A novel concept (called “heat tray”) is proposed for heat recovery from hot gases and for heat management in exothermic catalytic reactions, which involves a supernatant gas (S-gas) flowing over a shallow fluidized bed of solids. This thesis presents the results of bench-scale and pilot-scale experimental studies that quantify heat transfer between the S-gas and the shallow fluidized bed.

A fractional-factorial design of experiments was performed on two heat-tray systems using three different results showed that fine fluid cracking catalyst (FCC) particles out-performed larger alumina spheres as a fluidized solid. Heat transfer coefficients between the supernatant gas and the shallow fluidized bed approached 440 W/m²-K using FCC. Various S-gas inlet nozzle configurations were studied, with a nozzle height equal to one-half of the static bed height (0.051 m) giving the best results. The study showed that short heat-tray lengths (<0.8 m) are desirable and that S-gas redistributors are needed to compartmentalize the unit.
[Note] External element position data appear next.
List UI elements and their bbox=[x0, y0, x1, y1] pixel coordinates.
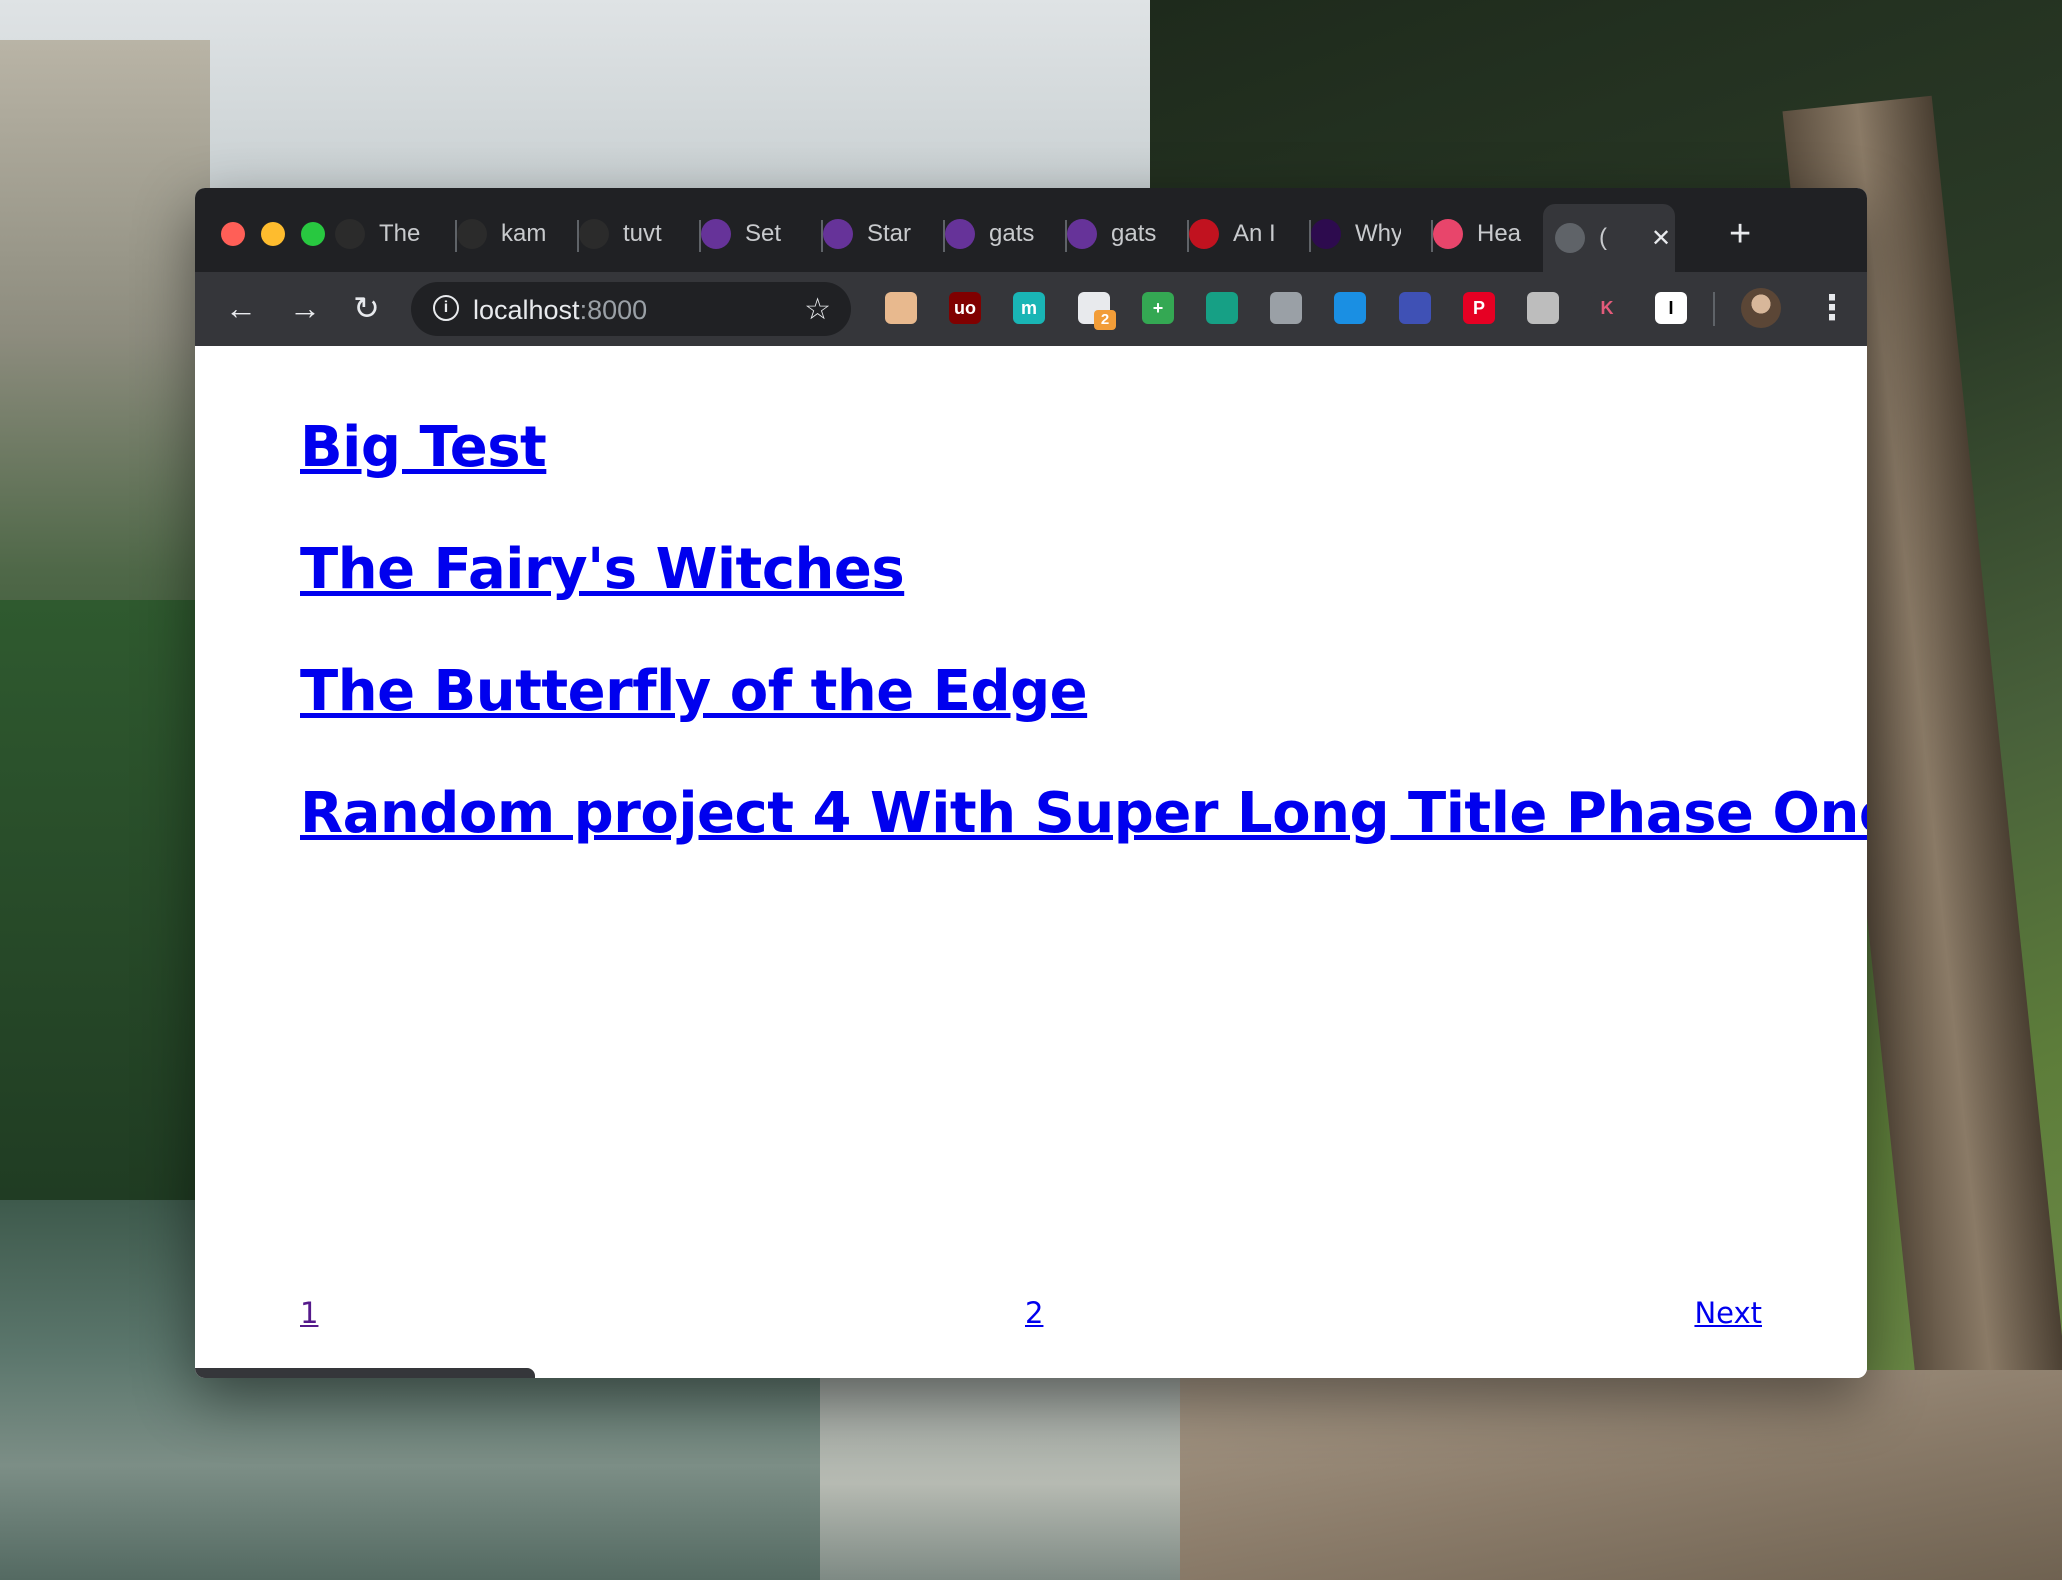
tab-title: tuvt bbox=[623, 220, 662, 247]
url-host: localhost bbox=[473, 295, 580, 325]
bookmark-star-icon[interactable]: ☆ bbox=[804, 292, 831, 327]
post-list: Big Test The Fairy's Witches The Butterfly… bbox=[300, 416, 1867, 904]
new-tab-button[interactable]: + bbox=[1729, 215, 1751, 253]
pinterest-ext-icon[interactable]: P bbox=[1463, 292, 1495, 324]
ublock-ext-icon[interactable]: uo bbox=[949, 292, 981, 324]
browser-tab[interactable]: Star bbox=[811, 208, 945, 260]
tab-title: Star bbox=[867, 220, 912, 247]
close-window-button[interactable] bbox=[221, 222, 245, 246]
maximize-window-button[interactable] bbox=[301, 222, 325, 246]
download-ext-icon[interactable] bbox=[1334, 292, 1366, 324]
toolbar-divider bbox=[1713, 292, 1715, 326]
tab-title: Why bbox=[1355, 220, 1401, 247]
notes-ext-icon[interactable] bbox=[1399, 292, 1431, 324]
browser-tab[interactable]: (✕ bbox=[1543, 204, 1675, 272]
globe-icon bbox=[1555, 223, 1585, 253]
extension-label: I bbox=[1668, 298, 1674, 318]
tab-title: The bbox=[379, 220, 421, 247]
browser-tab[interactable]: tuvt bbox=[567, 208, 701, 260]
forest bbox=[0, 600, 200, 1240]
post-item: The Fairy's Witches bbox=[300, 538, 1867, 660]
post-title-link[interactable]: The Fairy's Witches bbox=[300, 538, 1867, 660]
mercury-ext-icon[interactable]: m bbox=[1013, 292, 1045, 324]
browser-tab[interactable]: gats bbox=[1055, 208, 1189, 260]
extension-label: P bbox=[1472, 298, 1485, 318]
extension-label: uo bbox=[954, 298, 976, 318]
post-title-link[interactable]: The Butterfly of the Edge bbox=[300, 660, 1867, 782]
browser-tab[interactable]: Hea bbox=[1421, 208, 1555, 260]
browser-toolbar: ← → ↻ i localhost:8000 ☆ uo m 2 + P K I ⋮ bbox=[195, 272, 1867, 346]
browser-tab[interactable]: Why bbox=[1299, 208, 1433, 260]
url-port: :8000 bbox=[579, 295, 648, 325]
menu-kebab-icon[interactable]: ⋮ bbox=[1815, 288, 1849, 328]
reload-icon[interactable]: ↻ bbox=[353, 292, 380, 324]
page-content: Big Test The Fairy's Witches The Butterfly… bbox=[195, 346, 1867, 1378]
extension-badge: 2 bbox=[1094, 310, 1116, 330]
extension-label: + bbox=[1152, 298, 1164, 318]
github-icon bbox=[457, 219, 487, 249]
link-status-bubble: localhost:8000/big-sample-test bbox=[195, 1368, 535, 1378]
code-icon bbox=[1189, 219, 1219, 249]
back-icon[interactable]: ← bbox=[225, 292, 257, 324]
plus-ext-icon[interactable]: + bbox=[1142, 292, 1174, 324]
profile-avatar[interactable] bbox=[1741, 288, 1781, 328]
tab-title: gats bbox=[989, 220, 1035, 247]
url-text[interactable]: localhost:8000 bbox=[473, 295, 647, 326]
tab-title: Hea bbox=[1477, 220, 1522, 247]
post-item: The Butterfly of the Edge bbox=[300, 660, 1867, 782]
teal-ext-icon[interactable] bbox=[1206, 292, 1238, 324]
address-bar[interactable]: i localhost:8000 ☆ bbox=[411, 282, 851, 336]
browser-window: The kam tuvt Set Star gats gats An I Why Hea(✕ + … bbox=[195, 188, 1867, 1378]
next-page-link[interactable]: Next bbox=[1694, 1296, 1762, 1330]
badger-ext-icon[interactable]: 2 bbox=[1078, 292, 1116, 330]
pink-blob-icon bbox=[1433, 219, 1463, 249]
github-icon bbox=[579, 219, 609, 249]
browser-tab[interactable]: gats bbox=[933, 208, 1067, 260]
browser-tab[interactable]: An I bbox=[1177, 208, 1311, 260]
tab-title: An I bbox=[1233, 220, 1276, 247]
post-title-link[interactable]: Big Test bbox=[300, 416, 1867, 538]
close-tab-icon[interactable]: ✕ bbox=[1651, 224, 1671, 253]
page-1-link[interactable]: 1 bbox=[300, 1296, 318, 1330]
gatsby-icon bbox=[701, 219, 731, 249]
gatsby-icon bbox=[945, 219, 975, 249]
gatsby-icon bbox=[823, 219, 853, 249]
gatsby-icon bbox=[1067, 219, 1097, 249]
browser-tab[interactable]: kam bbox=[445, 208, 579, 260]
toolbox-ext-icon[interactable] bbox=[885, 292, 917, 324]
gear-ext-icon[interactable] bbox=[1527, 292, 1559, 324]
extension-label: K bbox=[1600, 298, 1614, 318]
camera-ext-icon[interactable] bbox=[1270, 292, 1302, 324]
js-icon bbox=[1311, 219, 1341, 249]
forward-icon[interactable]: → bbox=[289, 292, 321, 324]
instapaper-ext-icon[interactable]: I bbox=[1655, 292, 1687, 324]
post-title-link[interactable]: Random project 4 With Super Long Title P… bbox=[300, 782, 1867, 904]
github-icon bbox=[335, 219, 365, 249]
tab-title: kam bbox=[501, 220, 547, 247]
minimize-window-button[interactable] bbox=[261, 222, 285, 246]
browser-tab[interactable]: The bbox=[323, 208, 457, 260]
tab-strip: The kam tuvt Set Star gats gats An I Why Hea(✕ + bbox=[195, 188, 1867, 272]
post-item: Random project 4 With Super Long Title P… bbox=[300, 782, 1867, 904]
pagination: 1 2 Next bbox=[300, 1296, 1762, 1336]
tab-title: gats bbox=[1111, 220, 1157, 247]
tab-title: Set bbox=[745, 220, 782, 247]
browser-tab[interactable]: Set bbox=[689, 208, 823, 260]
info-icon[interactable]: i bbox=[433, 295, 459, 321]
page-2-link[interactable]: 2 bbox=[1025, 1296, 1043, 1330]
k-ext-icon[interactable]: K bbox=[1591, 292, 1623, 324]
post-item: Big Test bbox=[300, 416, 1867, 538]
extension-label: m bbox=[1020, 298, 1037, 318]
tab-title: ( bbox=[1599, 224, 1607, 251]
dirt-path bbox=[1180, 1370, 2062, 1580]
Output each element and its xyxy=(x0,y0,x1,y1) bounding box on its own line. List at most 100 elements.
An economic analysis showed that the proposed heat tray would be economically feasible for adaption as a boiler feedwater preheater in a small steam-generation facility, using boiler combustion gases as the S-gas. The payback time for the system would be as short as 1.9 years when used continuously.

The heat transfer results from a S-gas to a flowing shallow fluidized bed represent the only data reported thus far, and have led to a better understanding of the new shallow fluidized-bed system for heat-exchange applications.